On the "Token Management" page, the system displays all created access tokens in a table, including the following information:

• Token Name: Custom identifier for the token, used to distinguish different purposes.
• Managing User: The user bound to the token; the token's access permissions are inherited from this user.
• Token: System-generated Access Token string.
• Status: Includes Enabled, Disabled, and Expired statuses, clearly reflecting the current availability of the token.
• Usage Count: Counts the number of times the token has been called, helping administrators monitor usage frequency.
• Last Used Time: Shows the last time the token was used.
• Validity Period: Displays the token's validity duration (e.g., 7 days, 30 days, 90 days, or permanent).
• Creation Time: Records when the token was generated.
• Actions: Provides a "Regenerate" button to update the token value for security.

Generate New Token

1. Click the "Generate New Token" button at the top right of the page.
2. In the pop-up window, fill in the following information:
   • Token Name: Enter a meaningful name for the token for easy identification.
   • Inherit User Permissions: Select the system user whose permissions the token will inherit; the token will automatically have the user's access scope.
   • Validity Period: Choose from 7 days, 30 days, 90 days, or permanent.
3. Click the "Generate" button to generate a new Access Token.

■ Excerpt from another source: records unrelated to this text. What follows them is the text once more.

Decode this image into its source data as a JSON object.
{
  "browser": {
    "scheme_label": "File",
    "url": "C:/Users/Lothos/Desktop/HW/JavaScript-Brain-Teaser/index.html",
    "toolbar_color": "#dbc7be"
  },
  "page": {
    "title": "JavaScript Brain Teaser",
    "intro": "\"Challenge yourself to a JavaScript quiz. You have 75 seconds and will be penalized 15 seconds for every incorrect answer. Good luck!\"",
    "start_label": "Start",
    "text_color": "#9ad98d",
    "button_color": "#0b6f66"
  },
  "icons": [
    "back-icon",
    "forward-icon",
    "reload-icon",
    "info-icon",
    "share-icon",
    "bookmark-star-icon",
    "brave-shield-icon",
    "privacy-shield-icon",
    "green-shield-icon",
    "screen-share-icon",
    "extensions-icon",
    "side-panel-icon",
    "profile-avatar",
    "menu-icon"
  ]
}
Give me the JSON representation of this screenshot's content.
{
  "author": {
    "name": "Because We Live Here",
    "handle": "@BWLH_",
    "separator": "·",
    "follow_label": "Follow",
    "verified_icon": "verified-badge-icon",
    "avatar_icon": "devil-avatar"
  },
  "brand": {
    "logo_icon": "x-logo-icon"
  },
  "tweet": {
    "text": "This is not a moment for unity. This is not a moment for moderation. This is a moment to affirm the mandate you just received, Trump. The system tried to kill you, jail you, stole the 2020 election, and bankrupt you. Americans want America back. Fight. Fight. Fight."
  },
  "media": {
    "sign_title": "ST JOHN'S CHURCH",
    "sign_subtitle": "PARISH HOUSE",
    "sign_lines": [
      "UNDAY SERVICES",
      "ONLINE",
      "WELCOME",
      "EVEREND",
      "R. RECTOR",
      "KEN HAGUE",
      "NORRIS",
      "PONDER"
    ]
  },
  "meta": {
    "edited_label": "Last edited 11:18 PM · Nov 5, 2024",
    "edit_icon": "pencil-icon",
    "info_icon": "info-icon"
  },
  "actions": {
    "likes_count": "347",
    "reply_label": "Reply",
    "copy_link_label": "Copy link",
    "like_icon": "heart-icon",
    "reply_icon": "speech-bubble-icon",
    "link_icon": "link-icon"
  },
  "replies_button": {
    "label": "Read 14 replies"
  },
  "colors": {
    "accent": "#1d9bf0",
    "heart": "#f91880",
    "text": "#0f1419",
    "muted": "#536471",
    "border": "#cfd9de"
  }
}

The system-generated token will be displayed in the list immediately. Administrators can copy the token for subsequent API access.

Token Usage Instructions

The generated Access Token can be used to call controlled API interfaces (such as Agent, FAQ, MCP Server, etc.). When using, add the token as an authentication credential in the request header, for example:

Authorization: Bearer <Access Token> 

In this way, the system can verify the visitor's identity and check permissions to ensure secure and compliant API access.